Lanyard continued to apply the scented water with a lavish hand. In time the woman shuddered, sighed profoundly, and looked up with a witless stare.

Man is measurably a creature of gestures stereotyped when the world was young: Lanyard patted the woman's hand as one might comfort an abused child. "It is all right now, Liane," he said in a reassuring voice. "Rest tranquilly. You will soon be yourself again. But wait: I will find you a drink."

She said nothing, her look continued cloudy; but the dazed eyes followed him as he got up and cast about for a glass of water.

But then he remembered Dupont, and decided that Liane could wait another minute while he made it impossible for the Apache to do more mischief.

He moved round the chaise-longue and paused, looking down thoughtfully.
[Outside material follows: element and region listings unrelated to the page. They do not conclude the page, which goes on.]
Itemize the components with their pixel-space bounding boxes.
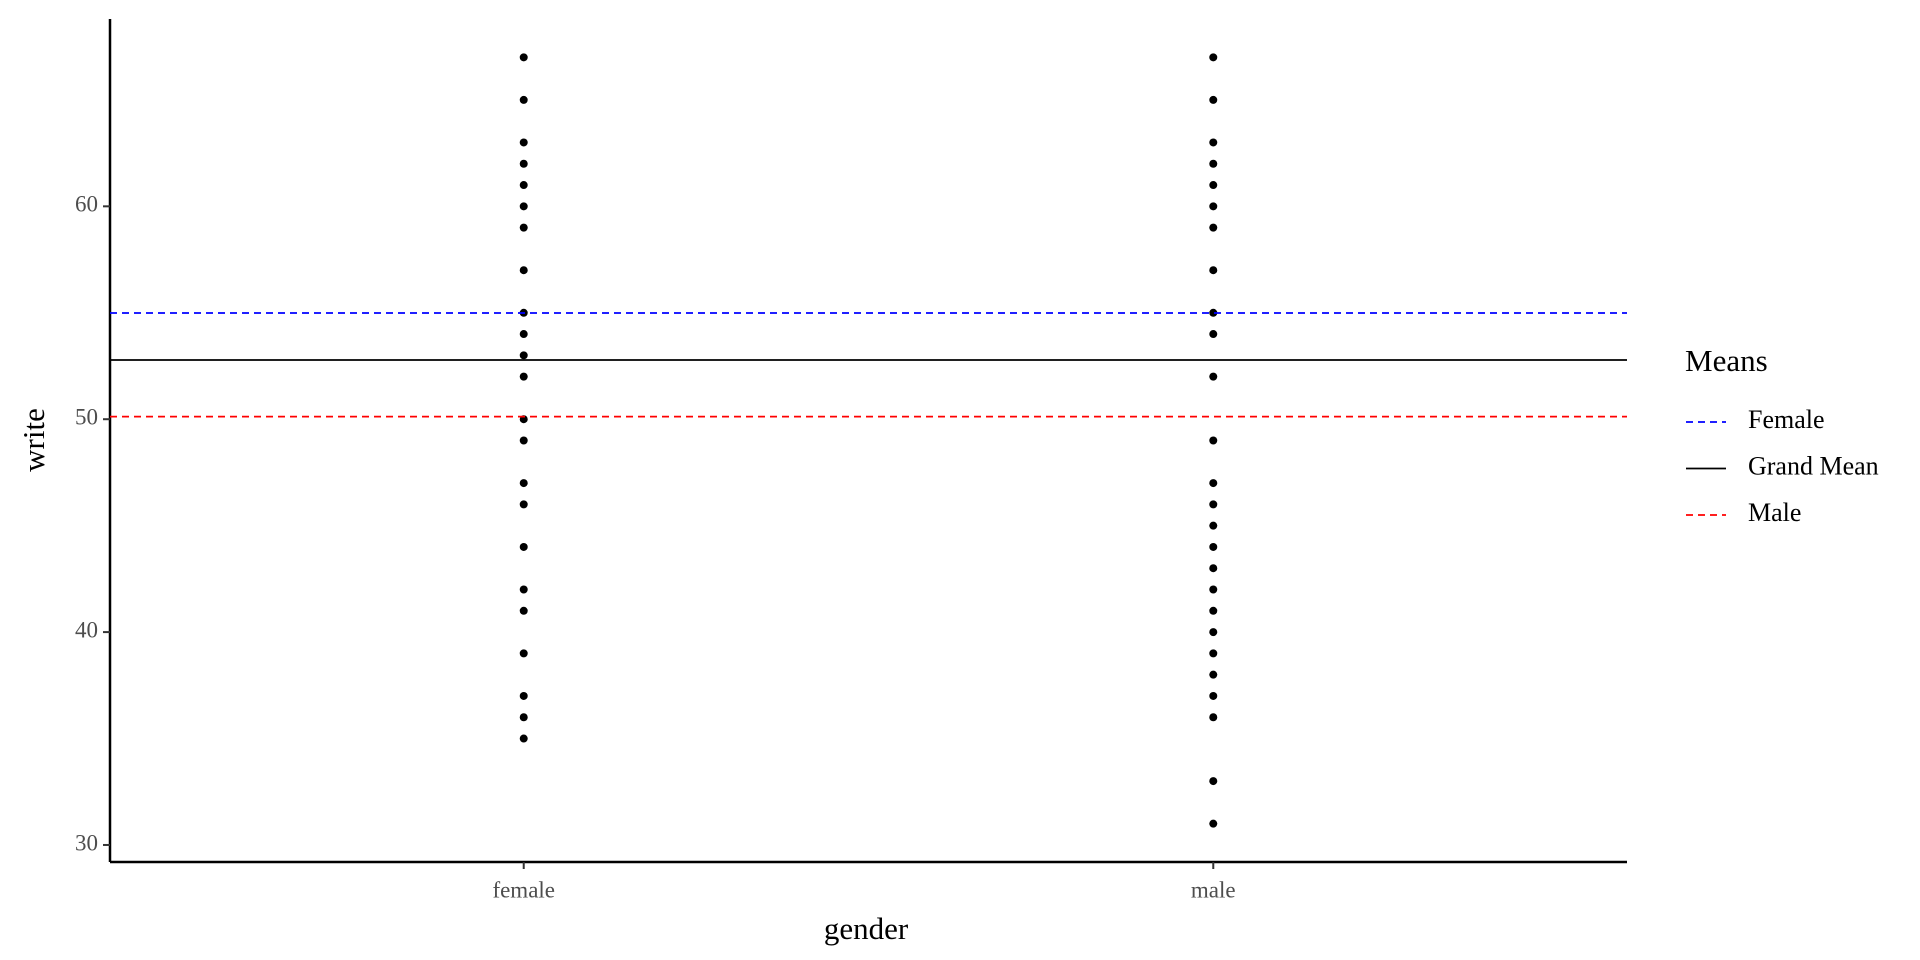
- point: [1209, 330, 1218, 339]
- point: [519, 351, 528, 360]
- point: [519, 713, 528, 722]
- point: [1209, 777, 1218, 786]
- legend-label: Female: [1748, 405, 1825, 434]
- point: [519, 606, 528, 615]
- point: [519, 734, 528, 743]
- point: [1209, 159, 1218, 168]
- legend-label: Grand Mean: [1748, 451, 1879, 480]
- point: [519, 223, 528, 232]
- point: [1209, 53, 1218, 62]
- point: [519, 372, 528, 381]
- legend-label: Male: [1748, 498, 1801, 527]
- point: [1209, 585, 1218, 594]
- point: [1209, 372, 1218, 381]
- point: [519, 479, 528, 488]
- point: [1209, 138, 1218, 147]
- point: [1209, 308, 1218, 317]
- point: [519, 202, 528, 211]
- point: [1209, 819, 1218, 828]
- point: [519, 691, 528, 700]
- point: [519, 181, 528, 190]
- y-tick-label: 50: [75, 404, 98, 429]
- legend-title: Means: [1685, 343, 1768, 378]
- point: [1209, 266, 1218, 275]
- point: [519, 649, 528, 658]
- point: [1209, 691, 1218, 700]
- point: [1209, 628, 1218, 637]
- point: [1209, 223, 1218, 232]
- point: [1209, 713, 1218, 722]
- point: [519, 330, 528, 339]
- point: [519, 436, 528, 445]
- y-tick-label: 40: [75, 617, 98, 642]
- point: [519, 500, 528, 509]
- y-tick-label: 60: [75, 192, 98, 217]
- point: [1209, 649, 1218, 658]
- point: [519, 542, 528, 551]
- y-axis-title: write: [16, 408, 51, 472]
- point: [1209, 606, 1218, 615]
- point: [519, 585, 528, 594]
- x-axis-title: gender: [824, 911, 909, 946]
- point: [519, 53, 528, 62]
- point: [519, 159, 528, 168]
- point: [1209, 202, 1218, 211]
- y-tick-label: 30: [75, 830, 98, 855]
- point: [1209, 479, 1218, 488]
- point: [1209, 95, 1218, 104]
- x-tick-label: male: [1191, 877, 1236, 902]
- point: [1209, 521, 1218, 530]
- point: [519, 95, 528, 104]
- point: [519, 138, 528, 147]
- point: [1209, 670, 1218, 679]
- point: [519, 266, 528, 275]
- point: [1209, 542, 1218, 551]
- point: [1209, 181, 1218, 190]
- point: [1209, 436, 1218, 445]
- x-tick-label: female: [492, 877, 555, 902]
- point: [1209, 564, 1218, 573]
- point: [1209, 500, 1218, 509]
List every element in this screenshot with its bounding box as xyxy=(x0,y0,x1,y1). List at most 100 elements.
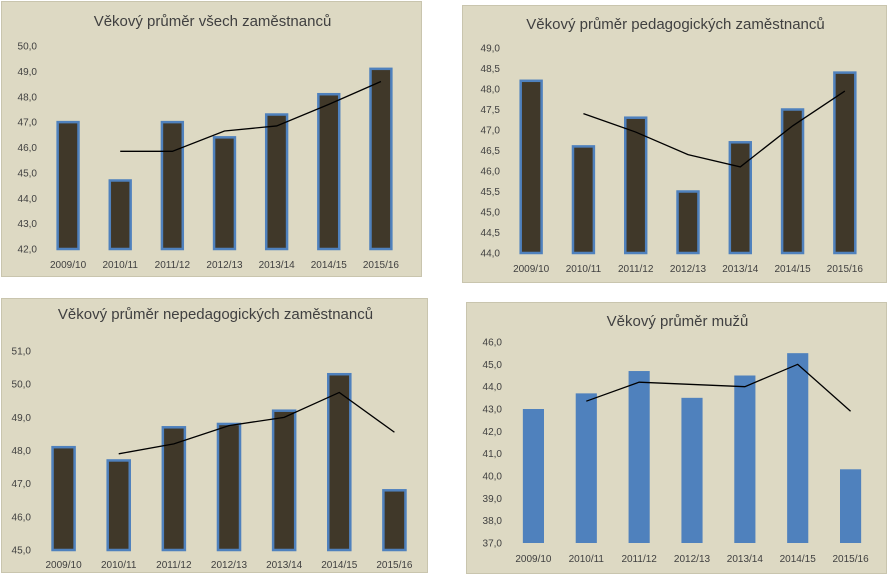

Since his fall Dupont had made neither moan nor stir. No crescent irides showed beneath the half-shut lids. He was so motionless, he seemed scarcely to breathe. Lanyard dug the toe of a boot into his ribs none too gently, but without satisfaction of any doubts. The fellow gave no sign of sensibility, but lay utterly relaxed, with the look of one dead.

Lanyard frowned uneasily. He had seen men drop dead from blows less powerful than his, and though this one had well earned a death swift and merciless, Lanyard experienced a twinge of horror at the thought. Often enough it had been his lot in times of peace and war to be forced to fight for life, and more than once to kill in defence of it; but that had never happened, never could happen, without his suffering the bitterest regret. Even now, in the case of this bloody-handed butcher, this ruthless garroter....

Dropping to his knees, Lanyard bent over the body to search for symptoms of animation. He perceived them instantly. With inconceivable suddenness Dupont demonstrated that he was very much alive. An arm like the flexible limb of a tree wound itself affectionately round Lanyard's neck, clipped his head to Dupont's yearning bosom, ground his face into the flannel folds of a foul-scented shirt. Simultaneously the huge body heaved prodigiously, and after a brief interval of fantastic floppings, like a young mountain fell on top of Lanyard.

But that was the full measure of Dupont's success in this stratagem. If hopelessly victimized and taken by surprise, Lanyard should have been better remembered by the man who had fought him at Montpellier-le-Vieux and again, with others assisting, on the road to Nant; though it is quite possible, of course, that Dupont failed to recognise his ancient enemy in clean-shaven Monsieur Paul Martin of the damp and bedraggled evening clothes.

However that may have been, in the question of brute courage Dupont had yet to prove lacking. His every instinct was an Apache's: left to himself he would strike always from behind, and run like a cur to cover. But cornered, or exasperated by opposition to his vast powers--something which he seemed quite unable to understand--he could fight like a maniac. He was hardly better now, when he found himself thrown off and attacked in turn at a time when he believed his antagonist to be pinned down, helpless, at the mercy of the weapon for which he was fumbling. And the murderous fury which animated him then more than made up for want of science, cool-headedness and imagination.

They fought for their most deeply-rooted passions, he to kill, Lanyard to live, Dupont to batter Lanyard into conceding a moment of respite in which a weapon might be used, Lanyard to prevent that very thing from happening. Even as animals in a pit they fought, now on their knees straining each to break the other's hold, now wallowing together on the floor, now on their feet, slogging like bruisers of the old school.